Overall, I am happy to give up TV completely. I believe that in the long run, this newly acquired habit (or rather getting rid of a habit) will provide higher productivity, better relationships and greater energy levels.

What’s in a name?

At a presentation I recently attended, one of the presenters was explaining the work of his colleague. He frequently referred to the other person by everything but his name. Examples: “So what this guy has done is yada yada yada.”, “He has taken this and this and combined into that”. By the end of the presentation, the audience did not even know the name of this person he was referring to; and the poor guy was standing right besides him all the time.

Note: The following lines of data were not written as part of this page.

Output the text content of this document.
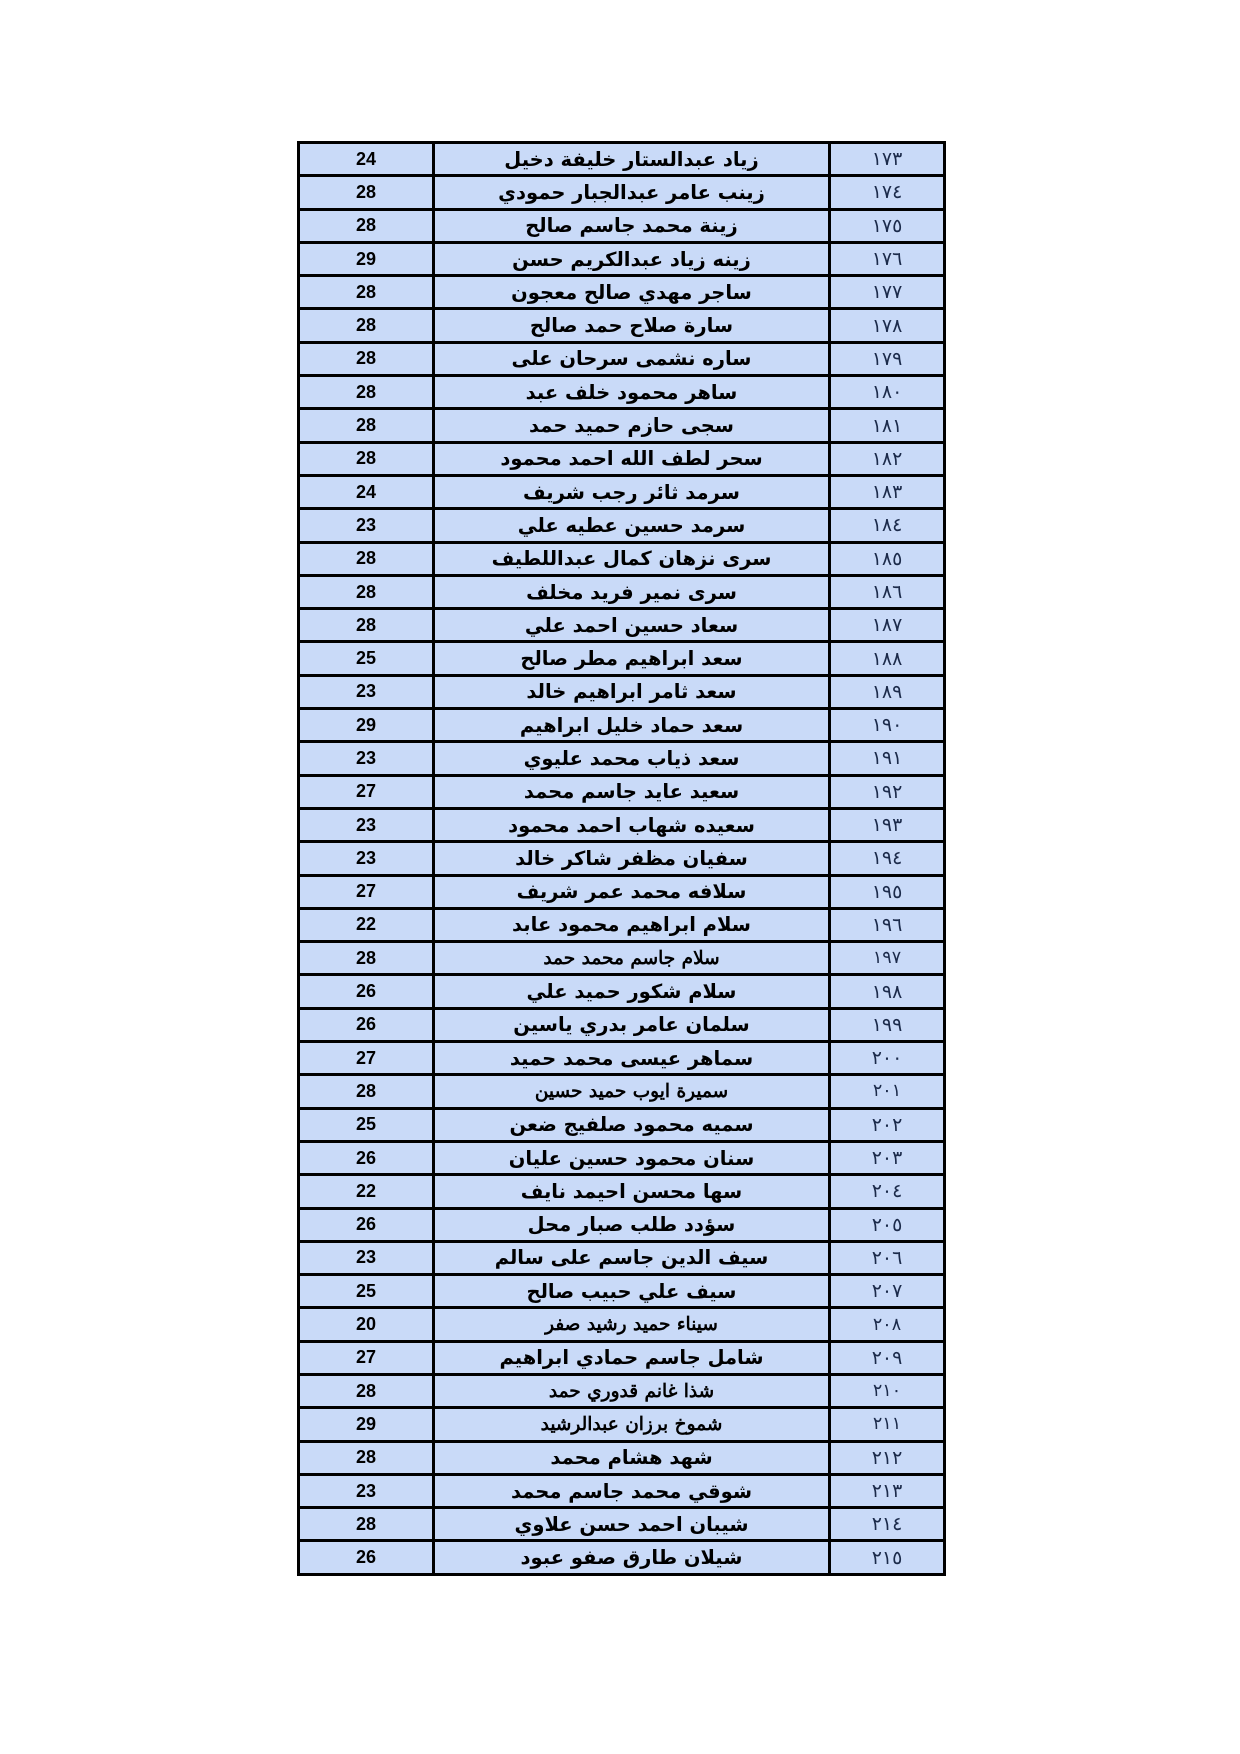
١٧٣	زياد عبدالستار خليفة دخيل	24
١٧٤	زينب عامر عبدالجبار حمودي	28
١٧٥	زينة محمد جاسم صالح	28
١٧٦	زينه زياد عبدالكريم حسن	29
١٧٧	ساجر مهدي صالح معجون	28
١٧٨	سارة صلاح حمد صالح	28
١٧٩	ساره نشمى سرحان على	28
١٨٠	ساهر محمود خلف عبد	28
١٨١	سجى حازم حميد حمد	28
١٨٢	سحر لطف الله احمد محمود	28
١٨٣	سرمد ثائر رجب شريف	24
١٨٤	سرمد حسين عطيه علي	23
١٨٥	سرى نزهان كمال عبداللطيف	28
١٨٦	سرى نمير فريد مخلف	28
١٨٧	سعاد حسين احمد علي	28
١٨٨	سعد ابراهيم مطر صالح	25
١٨٩	سعد ثامر ابراهيم خالد	23
١٩٠	سعد حماد خليل ابراهيم	29
١٩١	سعد ذياب محمد عليوي	23
١٩٢	سعيد عايد جاسم محمد	27
١٩٣	سعيده شهاب احمد محمود	23
١٩٤	سفيان مظفر شاكر خالد	23
١٩٥	سلافه محمد عمر شريف	27
١٩٦	سلام ابراهيم محمود عابد	22
١٩٧	سلام جاسم محمد حمد	28
١٩٨	سلام شكور حميد علي	26
١٩٩	سلمان عامر بدري ياسين	26
٢٠٠	سماهر عيسى محمد حميد	27
٢٠١	سميرة ايوب حميد حسين	28
٢٠٢	سميه محمود صلفيج ضعن	25
٢٠٣	سنان محمود حسين عليان	26
٢٠٤	سها محسن احيمد نايف	22
٢٠٥	سؤدد طلب صبار محل	26
٢٠٦	سيف الدين جاسم على سالم	23
٢٠٧	سيف علي حبيب صالح	25
٢٠٨	سيناء حميد رشيد صفر	20
٢٠٩	شامل جاسم حمادي ابراهيم	27
٢١٠	شذا غانم قدوري حمد	28
٢١١	شموخ برزان عبدالرشيد	29
٢١٢	شهد هشام محمد	28
٢١٣	شوقي محمد جاسم محمد	23
٢١٤	شيبان احمد حسن علاوي	28
٢١٥	شيلان طارق صفو عبود	26
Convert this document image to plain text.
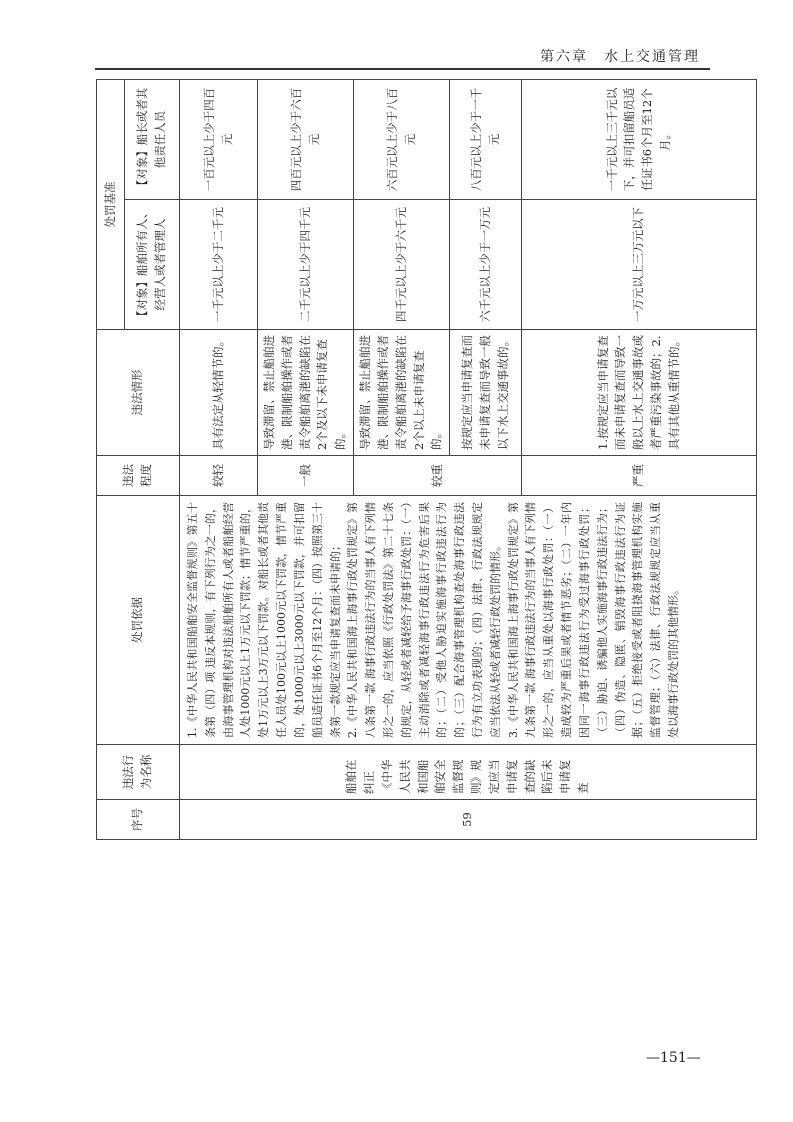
第六章　水上交通管理
序号	违法行为名称	处罚依据	违法程度	违法情形	处罚基准	
					【对象】船舶所有人、经营人或者管理人	【对象】船长或者其他责任人员
59	船舶在纠正《中华人民共和国船舶安全监督规则》规定应当申请复查的缺陷后未申请复查	1.《中华人民共和国船舶安全监督规则》第五十条第（四）项 违反本规则，有下列行为之一的，由海事管理机构对违法船舶所有人或者船舶经营人处1000元以上1万元以下罚款；情节严重的，处1万元以上3万元以下罚款。对船长或者其他责任人员处100元以上1000元以下罚款，情节严重的，处1000元以上3000元以下罚款，并可扣留船员适任证书6个月至12个月：（四）按照第三十条第一款规定应当申请复查而未申请的； 2.《中华人民共和国海上海事行政处罚规定》第八条第一款 海事行政违法行为的当事人有下列情形之一的，应当依照《行政处罚法》第二十七条的规定，从轻或者减轻给予海事行政处罚：（一）主动消除或者减轻海事行政违法行为危害后果的；（二）受他人胁迫实施海事行政违法行为的；（三）配合海事管理机构查处海事行政违法行为有立功表现的；（四）法律、行政法规规定应当依法从轻或者减轻行政处罚的情形。 3.《中华人民共和国海上海事行政处罚规定》第九条第一款 海事行政违法行为的当事人有下列情形之一的，应当从重处以海事行政处罚：（一）造成较为严重后果或者情节恶劣；（二）一年内因同一海事行政违法行为受过海事行政处罚；（三）胁迫、诱骗他人实施海事行政违法行为；（四）伪造、隐匿、销毁海事行政违法行为证据；（五）拒绝接受或者阻挠海事管理机构实施监督管理；（六）法律、行政法规规定应当从重处以海事行政处罚的其他情形。	较轻	具有法定从轻情节的。	一千元以上少于二千元	一百元以上少于四百元
			一般	导致滞留、禁止船舶进港、限制船舶操作或者责令船舶离港的缺陷在2个及以下未申请复查的。	二千元以上少于四千元	四百元以上少于六百元
			较重	导致滞留、禁止船舶进港、限制船舶操作或者责令船舶离港的缺陷在2个以上未申请复查的。	四千元以上少于六千元	六百元以上少于八百元
				按规定应当申请复查而未申请复查而导致一般以下水上交通事故的。	六千元以上少于一万元	八百元以上少于一千元
			严重	1.按规定应当申请复查而未申请复查而导致一般以上水上交通事故或者严重污染事故的；2.具有其他从重情节的。	一万元以上三万元以下	一千元以上三千元以下，并可扣留船员适任证书6个月至12个月。
—151—
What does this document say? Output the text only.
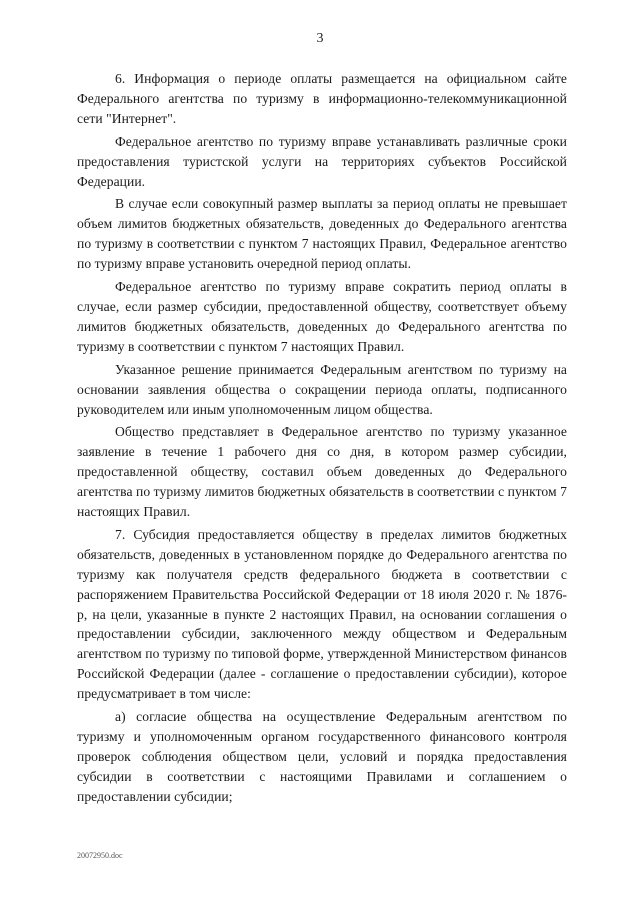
3

6. Информация о периоде оплаты размещается на официальном сайте Федерального агентства по туризму в информационно-телекоммуникационной сети "Интернет".

Федеральное агентство по туризму вправе устанавливать различные сроки предоставления туристской услуги на территориях субъектов Российской Федерации.

В случае если совокупный размер выплаты за период оплаты не превышает объем лимитов бюджетных обязательств, доведенных до Федерального агентства по туризму в соответствии с пунктом 7 настоящих Правил, Федеральное агентство по туризму вправе установить очередной период оплаты.

Федеральное агентство по туризму вправе сократить период оплаты в случае, если размер субсидии, предоставленной обществу, соответствует объему лимитов бюджетных обязательств, доведенных до Федерального агентства по туризму в соответствии с пунктом 7 настоящих Правил.

Указанное решение принимается Федеральным агентством по туризму на основании заявления общества о сокращении периода оплаты, подписанного руководителем или иным уполномоченным лицом общества.

Общество представляет в Федеральное агентство по туризму указанное заявление в течение 1 рабочего дня со дня, в котором размер субсидии, предоставленной обществу, составил объем доведенных до Федерального агентства по туризму лимитов бюджетных обязательств в соответствии с пунктом 7 настоящих Правил.

7. Субсидия предоставляется обществу в пределах лимитов бюджетных обязательств, доведенных в установленном порядке до Федерального агентства по туризму как получателя средств федерального бюджета в соответствии с распоряжением Правительства Российской Федерации от 18 июля 2020 г. № 1876-р, на цели, указанные в пункте 2 настоящих Правил, на основании соглашения о предоставлении субсидии, заключенного между обществом и Федеральным агентством по туризму по типовой форме, утвержденной Министерством финансов Российской Федерации (далее - соглашение о предоставлении субсидии), которое предусматривает в том числе:

а) согласие общества на осуществление Федеральным агентством по туризму и уполномоченным органом государственного финансового контроля проверок соблюдения обществом цели, условий и порядка предоставления субсидии в соответствии с настоящими Правилами и соглашением о предоставлении субсидии;

20072950.doc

Lesson: Always remember that everyone has a name. When talking about others, refer to them by name rather than saying “he” or “she” or “this guy”, at least when the person is present during the conversation. It offers dignity to the person and makes him/her feel important and above all, a human being.

Character

Recently came across a quote from Goethe: “Men show their characters in nothing more clearly than in what they think laughable.”

This is very true in various contexts. I have seen some people talk mostly about other people and laugh at petty things such as “did you see how Emma was talking at the party?” or “did you know that John goes to graduate school at age 40..how funny!” Or people who wish for and laugh at the misery of others. All of us have seen such people, at least in movies if not in real life. What do we think about their character? Do we like them for what they are? Do we want to be like them?

Will keep this excellent quote in mind as one of the basic dimensions to have a first guess at someone’s true character.